Rodcast Quantitative morphology-property correlations in gold plasmonic nanoparticles

Open Access
Authors
  • M. Dieperink
Supervisors
Cosupervisors
  • W. Albrecht
Award date 03-06-2026
ISBN
  • 9789465376066
Number of pages 167
Organisations
  • Faculty of Science (FNWI)
Abstract
This thesis presents a comprehensive, quantitative framework for understanding and measuring the optical response of individual plasmonic nanoparticles, focusing on gold nanorods. It bridges electron scale plasmonic physics with experimentally observed single particle behaviour, encompassing static response, environmental effects, and non equilibrium structural dynamics. Central to the work is the integration of accurate electrodynamic simulations, experimentally validated three dimensional morphology, high signal to noise single particle spectroscopy, and in situ structural probing under pulsed excitation. Morphology is treated not as an assumed input, but as a measurable, dynamically evolving property with direct optical consequences.
The thesis first establishes the relevance of plasmonics to energy, catalysis, and sensing technologies, introducing the electrodynamics governing metallic resonances and their damping mechanisms. It then develops a validated simulation framework, demonstrating the necessity of fully retarded electrodynamics for realistic nanorod sizes and benchmarking numerical solvers against exact solutions. A dedicated tomography workflow is introduced to obtain simulation grade 3D geometries, showing how small morphological errors propagate into significant spectral shifts.

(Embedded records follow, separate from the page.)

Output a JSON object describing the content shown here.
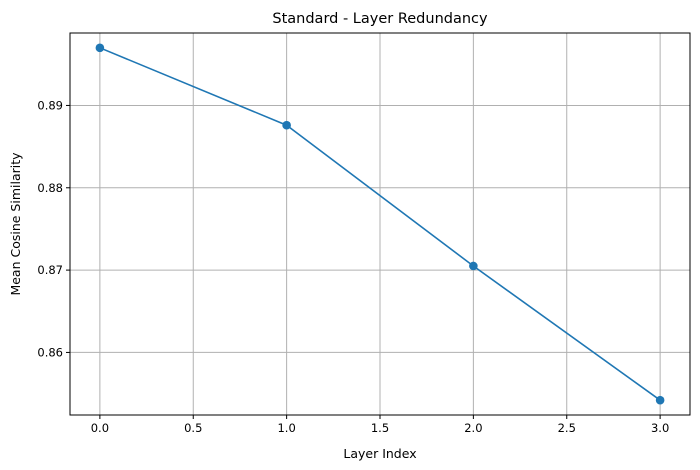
{
  "chart_data": {
    "type": "line",
    "title": "Standard - Layer Redundancy",
    "xlabel": "Layer Index",
    "ylabel": "Mean Cosine Similarity",
    "xlim": [
      -0.16,
      3.16
    ],
    "ylim": [
      0.8524,
      0.8988
    ],
    "xticks": [
      0.0,
      0.5,
      1.0,
      1.5,
      2.0,
      2.5,
      3.0
    ],
    "xtick_labels": [
      "0.0",
      "0.5",
      "1.0",
      "1.5",
      "2.0",
      "2.5",
      "3.0"
    ],
    "yticks": [
      0.86,
      0.87,
      0.88,
      0.89
    ],
    "ytick_labels": [
      "0.86",
      "0.87",
      "0.88",
      "0.89"
    ],
    "grid": true,
    "series": [
      {
        "x": [
          0,
          1,
          2,
          3
        ],
        "values": [
          0.897,
          0.8876,
          0.8705,
          0.8542
        ],
        "color": "#1f77b4",
        "marker": "circle"
      }
    ]
  }
}
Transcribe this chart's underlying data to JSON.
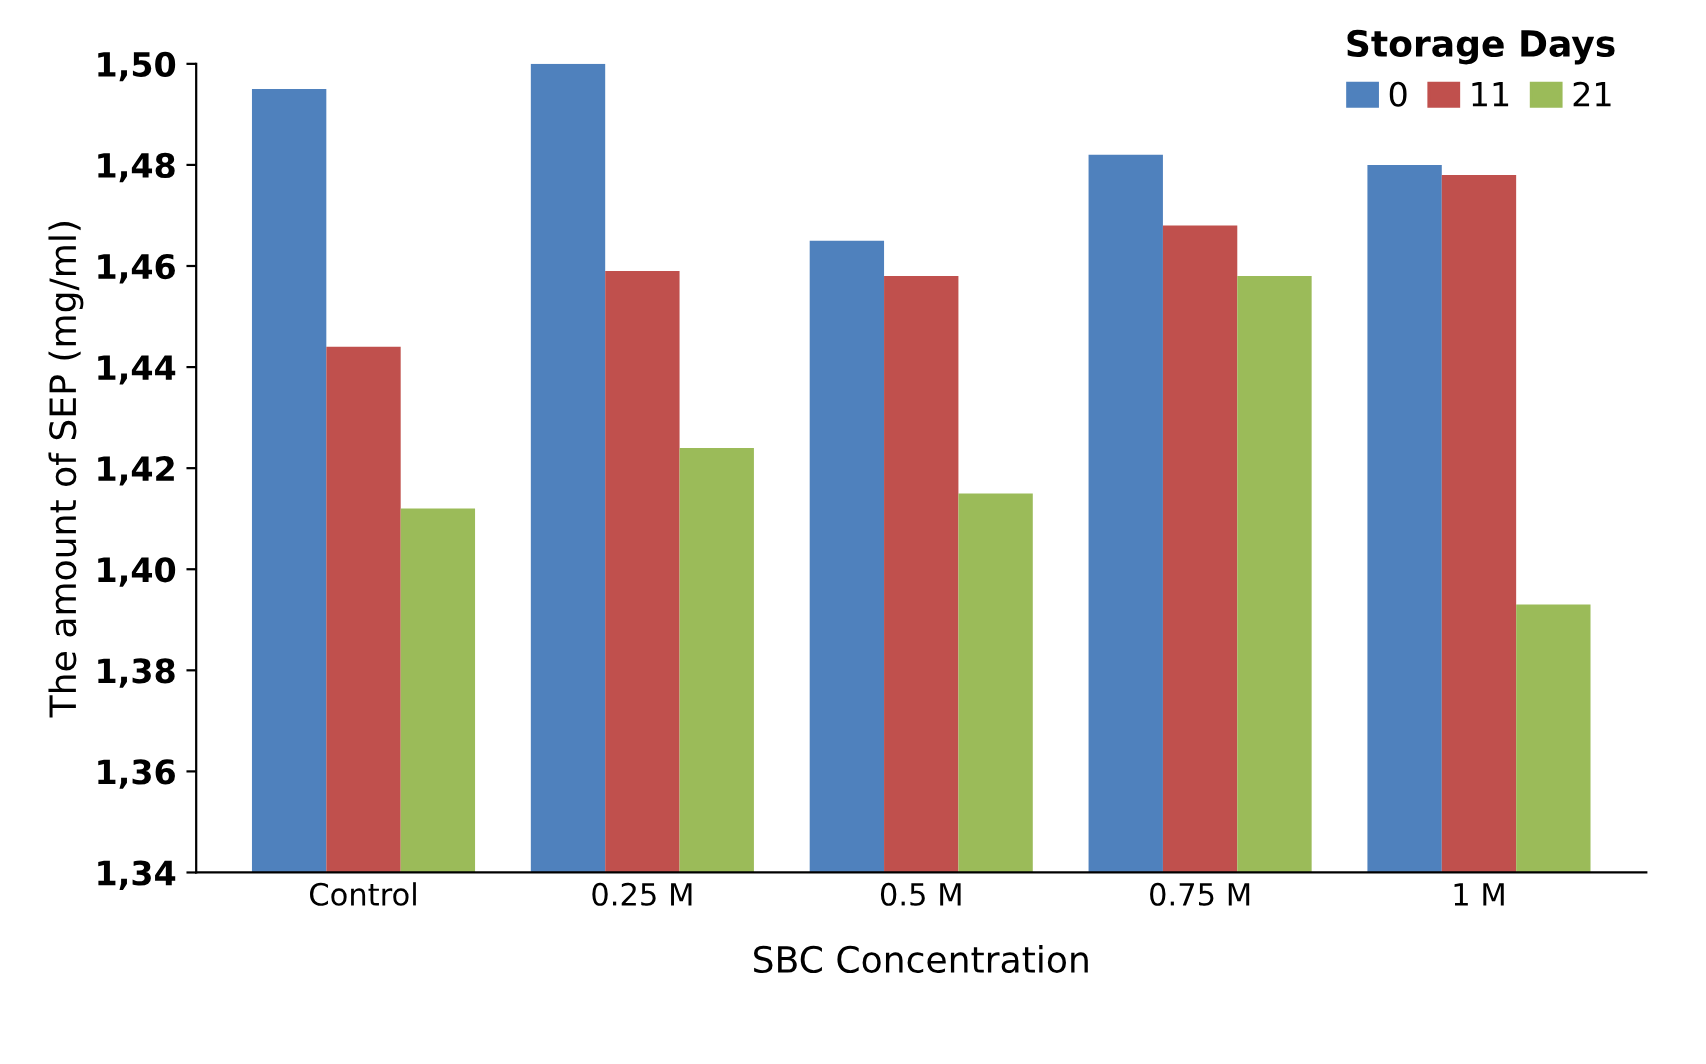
{
  "chart_data": {
    "type": "bar",
    "xlabel": "SBC Concentration",
    "ylabel": "The amount of SEP (mg/ml)",
    "legend_title": "Storage Days",
    "legend": "top right",
    "grid": false,
    "categories": [
      "Control",
      "0.25 M",
      "0.5 M",
      "0.75 M",
      "1 M"
    ],
    "series": [
      {
        "name": "0",
        "color": "#4f81bd",
        "values": [
          1.495,
          1.5,
          1.465,
          1.482,
          1.48
        ]
      },
      {
        "name": "11",
        "color": "#c0504d",
        "values": [
          1.444,
          1.459,
          1.458,
          1.468,
          1.478
        ]
      },
      {
        "name": "21",
        "color": "#9bbb59",
        "values": [
          1.412,
          1.424,
          1.415,
          1.458,
          1.393
        ]
      }
    ],
    "ylim": [
      1.34,
      1.5
    ],
    "yticks": [
      {
        "value": 1.34,
        "label": "1,34"
      },
      {
        "value": 1.36,
        "label": "1,36"
      },
      {
        "value": 1.38,
        "label": "1,38"
      },
      {
        "value": 1.4,
        "label": "1,40"
      },
      {
        "value": 1.42,
        "label": "1,42"
      },
      {
        "value": 1.44,
        "label": "1,44"
      },
      {
        "value": 1.46,
        "label": "1,46"
      },
      {
        "value": 1.48,
        "label": "1,48"
      },
      {
        "value": 1.5,
        "label": "1,50"
      }
    ]
  }
}
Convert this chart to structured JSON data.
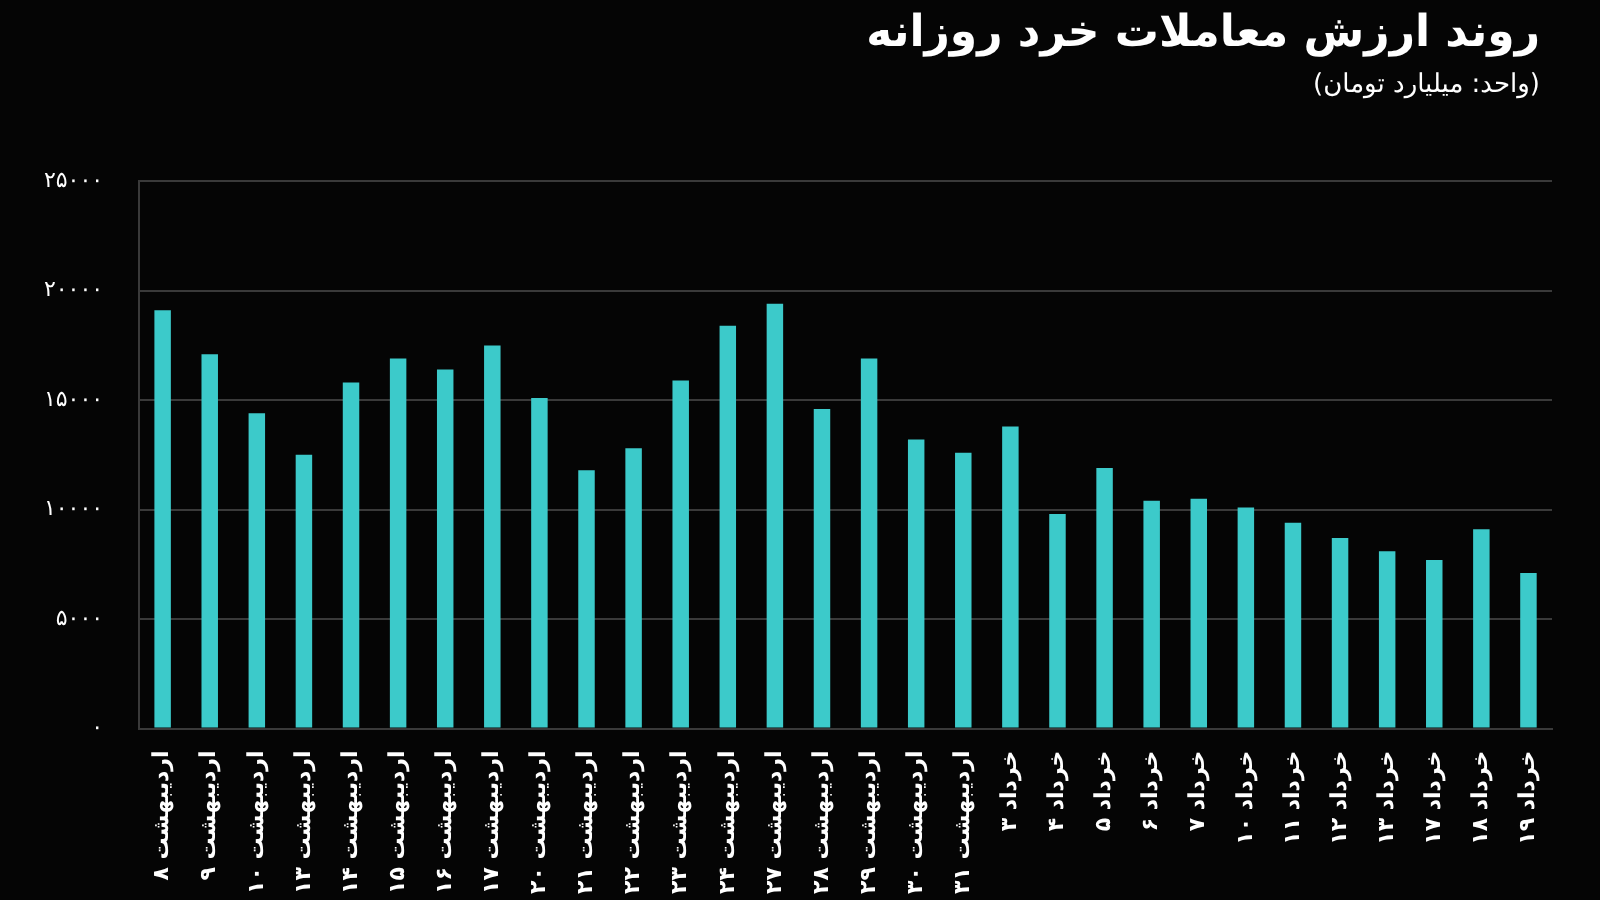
{
  "chart_data": {
    "type": "bar",
    "title": "روند ارزش معاملات خرد روزانه",
    "subtitle": "(واحد: میلیارد تومان)",
    "categories": [
      "۸ اردیبهشت",
      "۹ اردیبهشت",
      "۱۰ اردیبهشت",
      "۱۳ اردیبهشت",
      "۱۴ اردیبهشت",
      "۱۵ اردیبهشت",
      "۱۶ اردیبهشت",
      "۱۷ اردیبهشت",
      "۲۰ اردیبهشت",
      "۲۱ اردیبهشت",
      "۲۲ اردیبهشت",
      "۲۳ اردیبهشت",
      "۲۴ اردیبهشت",
      "۲۷ اردیبهشت",
      "۲۸ اردیبهشت",
      "۲۹ اردیبهشت",
      "۳۰ اردیبهشت",
      "۳۱ اردیبهشت",
      "۳ خرداد",
      "۴ خرداد",
      "۵ خرداد",
      "۶ خرداد",
      "۷ خرداد",
      "۱۰ خرداد",
      "۱۱ خرداد",
      "۱۲ خرداد",
      "۱۳ خرداد",
      "۱۷ خرداد",
      "۱۸ خرداد",
      "۱۹ خرداد"
    ],
    "values": [
      19100,
      17100,
      14400,
      12500,
      15800,
      16900,
      16400,
      17500,
      15100,
      11800,
      12800,
      15900,
      18400,
      19400,
      14600,
      16900,
      13200,
      12600,
      13800,
      9800,
      11900,
      10400,
      10500,
      10100,
      9400,
      8700,
      8100,
      7700,
      9100,
      7100
    ],
    "color": "#3ccaca",
    "ylim": [
      0,
      25000
    ],
    "yticks": [
      {
        "value": 0,
        "label": "۰"
      },
      {
        "value": 5000,
        "label": "۵۰۰۰"
      },
      {
        "value": 10000,
        "label": "۱۰۰۰۰"
      },
      {
        "value": 15000,
        "label": "۱۵۰۰۰"
      },
      {
        "value": 20000,
        "label": "۲۰۰۰۰"
      },
      {
        "value": 25000,
        "label": "۲۵۰۰۰"
      }
    ],
    "grid": "y"
  }
}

Experimentally, a quasi darkfield platform enables quantitative single particle spectroscopy directly on TEM grids, with careful calibration for meaningful comparison to simulations. This enables per particle extraction of effective dielectric environments and scalable morphology–property correlations. Finally, pulsed optical excitation inside a TEM reveals rich, history dependent reshaping dynamics driven by transient heating and surface diffusion.
Together, the thesis provides a unified experimental–computational methodology for quantitative single particle plasmonics, enabling precise structure–property analysis and insight into dynamically driven nanoparticle behaviour.